Jason Mander, chief research officer at GWI, says: “Although millennials span a varied age group – 13 years from people ages 26 to 39 – it’s a generation that’s come of age at a time of huge change and major global events. The ‘Great Recession’ of 2008, the Covid-19 pandemic, and most recently the cost of living crisis have all had a profound effect on their lifestyles, specifically their buying and saving behaviours.

“What’s important for brands to keep in mind is that this is a generation that’s been exposed to a turbulent financial landscape. And the turbulence isn’t over yet. It’s clear that this is a generation with an awareness of their responsibilities, but they still want to enjoy life, look after themselves, and take some risks when it comes to investments.”

Source: GWI

Households have 12.1% less cash to spend on non-essentials

The amount of spare cash the average family had to spend in June dropped by £135, a 12.1% decline compared to a year ago, according to the latest data from the Retail Economics-HyperJar Cost of Living Tracker.

Across the economy as a whole, this amounts to £3.9bn as spend on non-essential items gets reined-in.

As a result, two-thirds (32.7%) of UK households say they are now putting strict limits on the amount they spend on food each week.

The poorest households have been the worst affected, with inflation across their spending in June hitting 12.1%, higher than the official rate of 9.4%, as people in this bracket spend a disproportionate amount of their income on food and fuel.

The least affluent households saw the amount of sprae cash they have drop by 15.6% equating to £77 less per month to spend on non-essential items. The most affluent households, meanwhile, saw their spare cash drop by £146 per month, a decline of 3.2%.

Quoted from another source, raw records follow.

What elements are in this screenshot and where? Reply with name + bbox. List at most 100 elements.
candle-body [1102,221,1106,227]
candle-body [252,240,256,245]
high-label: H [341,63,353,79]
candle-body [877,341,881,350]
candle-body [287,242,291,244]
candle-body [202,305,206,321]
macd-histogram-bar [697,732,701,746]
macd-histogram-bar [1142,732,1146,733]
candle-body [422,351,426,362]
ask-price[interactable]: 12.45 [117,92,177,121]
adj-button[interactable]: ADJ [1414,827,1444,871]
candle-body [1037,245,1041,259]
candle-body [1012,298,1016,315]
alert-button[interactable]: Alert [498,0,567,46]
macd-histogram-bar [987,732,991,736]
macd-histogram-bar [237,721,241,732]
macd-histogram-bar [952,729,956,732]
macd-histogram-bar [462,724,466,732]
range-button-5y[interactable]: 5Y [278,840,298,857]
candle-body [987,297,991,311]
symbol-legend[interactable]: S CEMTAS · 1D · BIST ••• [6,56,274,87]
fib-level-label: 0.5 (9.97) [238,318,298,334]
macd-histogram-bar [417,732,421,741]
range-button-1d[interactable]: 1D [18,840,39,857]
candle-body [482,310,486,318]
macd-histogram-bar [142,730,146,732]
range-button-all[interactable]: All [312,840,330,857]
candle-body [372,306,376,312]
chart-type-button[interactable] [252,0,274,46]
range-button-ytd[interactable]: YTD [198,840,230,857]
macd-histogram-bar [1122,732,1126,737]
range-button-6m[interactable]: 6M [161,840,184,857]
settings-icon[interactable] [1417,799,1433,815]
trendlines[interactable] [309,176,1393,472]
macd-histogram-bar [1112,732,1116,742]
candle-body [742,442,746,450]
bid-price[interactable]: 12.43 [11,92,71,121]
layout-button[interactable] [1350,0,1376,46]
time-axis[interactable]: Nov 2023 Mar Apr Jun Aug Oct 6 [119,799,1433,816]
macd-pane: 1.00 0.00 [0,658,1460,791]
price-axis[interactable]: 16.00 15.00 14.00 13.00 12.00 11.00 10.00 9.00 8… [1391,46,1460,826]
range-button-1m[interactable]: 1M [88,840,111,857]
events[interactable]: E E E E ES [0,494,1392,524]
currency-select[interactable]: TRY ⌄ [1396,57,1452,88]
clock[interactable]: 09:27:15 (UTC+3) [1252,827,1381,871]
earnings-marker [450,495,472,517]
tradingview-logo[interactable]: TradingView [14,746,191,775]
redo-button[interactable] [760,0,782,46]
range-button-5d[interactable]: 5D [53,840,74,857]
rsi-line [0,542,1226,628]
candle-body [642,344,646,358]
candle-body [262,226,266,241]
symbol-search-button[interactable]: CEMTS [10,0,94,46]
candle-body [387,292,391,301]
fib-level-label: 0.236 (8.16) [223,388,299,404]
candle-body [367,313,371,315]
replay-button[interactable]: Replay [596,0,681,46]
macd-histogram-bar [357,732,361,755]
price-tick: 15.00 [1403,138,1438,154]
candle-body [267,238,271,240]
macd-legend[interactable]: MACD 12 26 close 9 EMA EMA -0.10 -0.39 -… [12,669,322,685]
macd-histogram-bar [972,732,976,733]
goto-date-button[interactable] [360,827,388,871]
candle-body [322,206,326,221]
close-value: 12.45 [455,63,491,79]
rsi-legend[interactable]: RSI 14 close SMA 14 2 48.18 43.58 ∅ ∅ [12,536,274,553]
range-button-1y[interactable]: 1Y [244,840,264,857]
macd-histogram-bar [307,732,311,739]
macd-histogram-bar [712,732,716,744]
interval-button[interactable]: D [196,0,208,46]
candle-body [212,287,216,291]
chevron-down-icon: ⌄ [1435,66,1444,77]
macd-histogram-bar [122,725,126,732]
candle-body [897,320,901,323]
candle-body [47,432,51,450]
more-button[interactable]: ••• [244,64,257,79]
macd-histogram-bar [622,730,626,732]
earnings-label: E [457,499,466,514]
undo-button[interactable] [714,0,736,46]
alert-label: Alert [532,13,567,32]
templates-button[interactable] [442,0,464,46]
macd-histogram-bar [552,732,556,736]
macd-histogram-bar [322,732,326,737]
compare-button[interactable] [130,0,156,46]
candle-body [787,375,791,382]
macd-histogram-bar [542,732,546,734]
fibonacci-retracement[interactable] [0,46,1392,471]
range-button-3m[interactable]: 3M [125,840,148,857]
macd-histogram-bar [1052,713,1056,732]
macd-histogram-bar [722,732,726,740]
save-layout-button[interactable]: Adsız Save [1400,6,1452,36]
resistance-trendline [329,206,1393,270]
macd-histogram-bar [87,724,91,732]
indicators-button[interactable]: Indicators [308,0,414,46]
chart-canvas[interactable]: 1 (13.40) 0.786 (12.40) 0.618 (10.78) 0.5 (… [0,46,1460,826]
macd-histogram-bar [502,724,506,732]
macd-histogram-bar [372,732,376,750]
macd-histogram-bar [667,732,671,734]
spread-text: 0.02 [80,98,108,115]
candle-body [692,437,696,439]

As well as limiting spend on food shops, three quarters of people are also planning to cut back on takeaways (74.1%), while 72.8% of households expect to eat out less. Holidays (51%), cinema trips (47.2%), day trips in the car (45.8%) and local car journeys (39.7%) are also going to be limited.

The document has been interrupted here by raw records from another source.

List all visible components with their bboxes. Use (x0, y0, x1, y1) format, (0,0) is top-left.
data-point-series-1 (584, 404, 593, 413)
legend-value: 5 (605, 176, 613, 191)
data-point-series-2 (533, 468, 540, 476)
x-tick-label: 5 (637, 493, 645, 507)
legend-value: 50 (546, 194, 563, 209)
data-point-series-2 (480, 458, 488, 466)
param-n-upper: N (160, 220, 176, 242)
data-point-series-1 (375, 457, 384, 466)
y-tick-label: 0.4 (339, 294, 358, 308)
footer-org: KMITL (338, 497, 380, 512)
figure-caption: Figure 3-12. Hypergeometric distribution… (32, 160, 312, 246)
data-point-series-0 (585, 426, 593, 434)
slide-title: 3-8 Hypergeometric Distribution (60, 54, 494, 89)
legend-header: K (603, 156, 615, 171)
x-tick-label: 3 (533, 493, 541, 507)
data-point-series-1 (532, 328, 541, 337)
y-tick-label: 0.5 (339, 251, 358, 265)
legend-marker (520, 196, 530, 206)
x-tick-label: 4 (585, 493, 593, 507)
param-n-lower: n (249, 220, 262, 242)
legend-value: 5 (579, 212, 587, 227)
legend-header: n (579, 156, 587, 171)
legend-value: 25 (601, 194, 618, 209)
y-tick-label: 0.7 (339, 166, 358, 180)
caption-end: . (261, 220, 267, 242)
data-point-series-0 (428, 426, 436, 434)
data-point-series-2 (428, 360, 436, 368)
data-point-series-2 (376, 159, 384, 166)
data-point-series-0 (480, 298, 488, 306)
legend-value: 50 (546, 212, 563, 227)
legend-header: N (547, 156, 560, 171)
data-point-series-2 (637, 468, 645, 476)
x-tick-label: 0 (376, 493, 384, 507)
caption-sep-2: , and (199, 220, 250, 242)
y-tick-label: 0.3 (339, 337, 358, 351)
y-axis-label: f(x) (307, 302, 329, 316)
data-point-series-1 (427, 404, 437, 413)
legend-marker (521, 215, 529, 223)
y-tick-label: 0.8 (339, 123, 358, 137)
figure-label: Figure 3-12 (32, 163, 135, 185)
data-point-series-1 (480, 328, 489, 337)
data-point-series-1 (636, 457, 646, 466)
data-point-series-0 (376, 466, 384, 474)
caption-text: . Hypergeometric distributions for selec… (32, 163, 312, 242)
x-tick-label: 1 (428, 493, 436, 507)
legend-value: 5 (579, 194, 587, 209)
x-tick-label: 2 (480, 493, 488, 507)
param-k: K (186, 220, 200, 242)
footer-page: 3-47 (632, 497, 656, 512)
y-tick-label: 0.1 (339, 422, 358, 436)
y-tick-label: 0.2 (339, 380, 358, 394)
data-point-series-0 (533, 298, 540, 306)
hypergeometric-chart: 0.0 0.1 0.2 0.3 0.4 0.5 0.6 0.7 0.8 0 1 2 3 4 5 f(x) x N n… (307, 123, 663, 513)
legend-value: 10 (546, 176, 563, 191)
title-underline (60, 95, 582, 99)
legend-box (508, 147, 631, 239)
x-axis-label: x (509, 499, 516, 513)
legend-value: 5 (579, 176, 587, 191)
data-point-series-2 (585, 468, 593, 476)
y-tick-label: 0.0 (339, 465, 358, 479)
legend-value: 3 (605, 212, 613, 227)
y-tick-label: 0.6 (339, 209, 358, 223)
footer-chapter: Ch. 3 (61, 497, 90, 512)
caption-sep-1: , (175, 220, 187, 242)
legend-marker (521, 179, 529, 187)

Richard Lim, CEO of Retail Economics, says: “The amount of spare cash available for families continues to vanish at an astonishing rate – especially for the most vulnerable in society. Many households have no choice but cut back across all areas of their discretionary spending as their financial positions are plunged into the red.

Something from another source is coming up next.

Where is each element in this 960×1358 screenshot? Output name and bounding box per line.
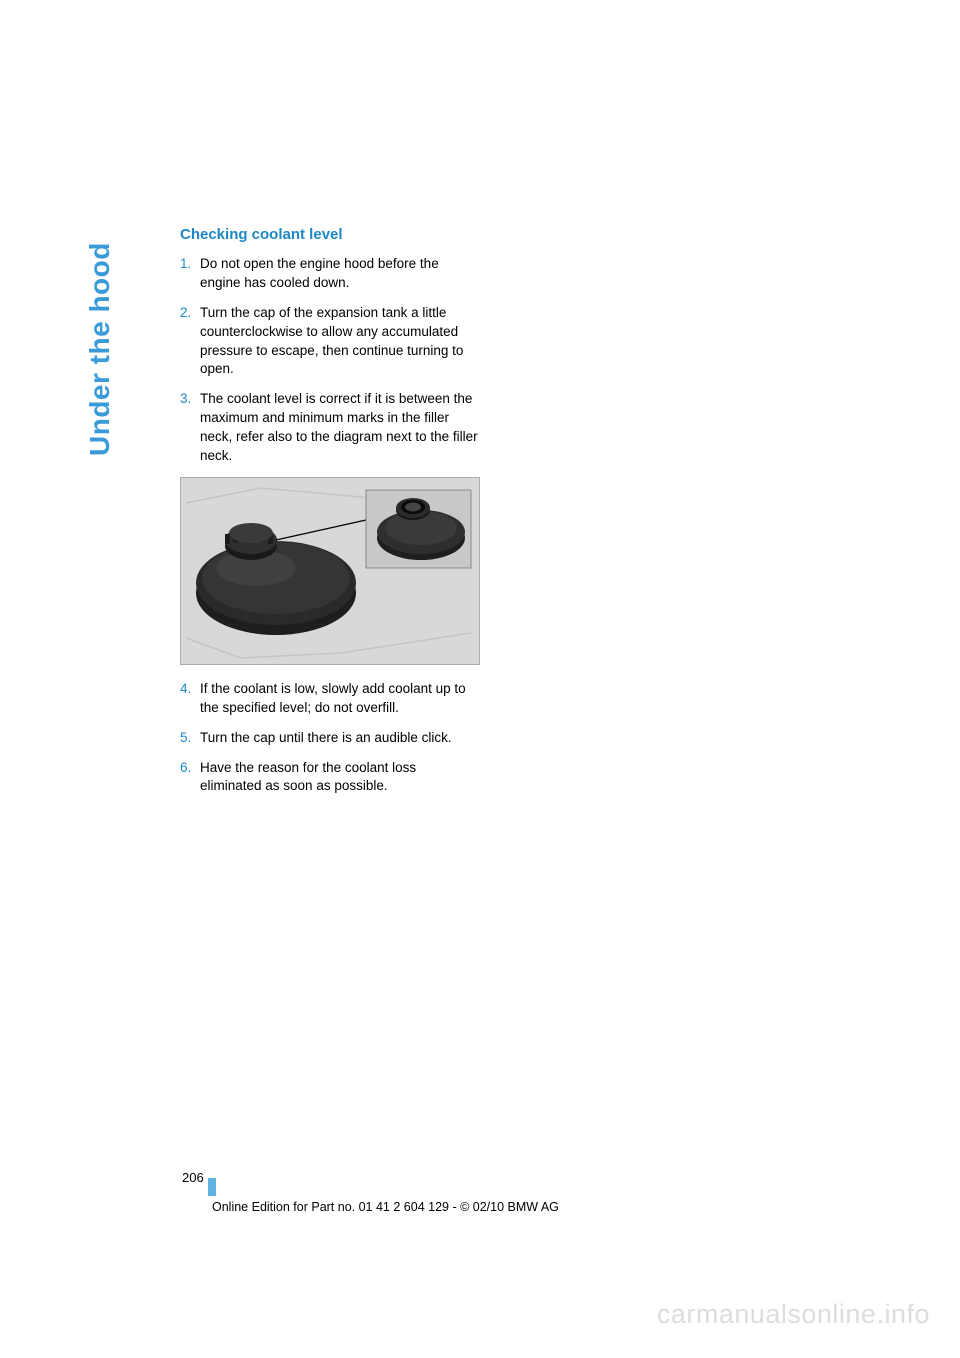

“For others, the bleaker economic outlook has encouraged a much more cautious approach to spending and they are trading down and delaying across many discretionary areas.”

Source: Retail Economics/HyperJar

Global economy ‘teetering’ on recession

The International Monetary Fund (IMF) has downgraded growth projections for this year and next, warning the global outlook has “darkened significantly”.

A “tentative” recovery in 2021 has been followed by “increasingly gloomy” developments this year, including higher-than-expected inflation worldwide, rising interest rates, the impact of the war in Ukraine, and a slowdown in Chinese growth.

As such, the IMF forecasts a slow in global growth from 6.1% last year to 3.2% in 2022, 0.4 percentage points lower than projected in April.

The UK is now forecast to grow by 3.2% in 2022 and by just 0.5% in 2023, a downgrade of 0.5 points and 0.7 points, respectively. The UK is expected to be the weakest of the G7 economies in 2023, with Italy to grow 0.7%, Germany by 0.8%, France and the US by 1%, Japan by 1.7%, and Canada by 1.8%.

“The outlook has darkened significantly since April. The world may soon be teetering on the edge of a global recession, only two years after the last one,” chief economist Pierre-Olivier Gourinchas warned at the launch of the latest IMF World Economic Outlook report.

“In particular, a full shutdown of Russian gas flows to Europe or inflation pressures remaining more elevated than they’ve been in the past. And we’ve been repeatedly surprised by the persistence and the broadening of inflation in recent times, and also an increase in financial tightening around the world.”

Gourinchas said multilateral cooperation between countries will be “key” in areas ranging from the climate transition to food security and debt distress.

“Amid great challenge and strife, strengthening cooperation remains the best way to improve economic prospects for all and mitigate the risk of geo-economic fragmentation,” he added.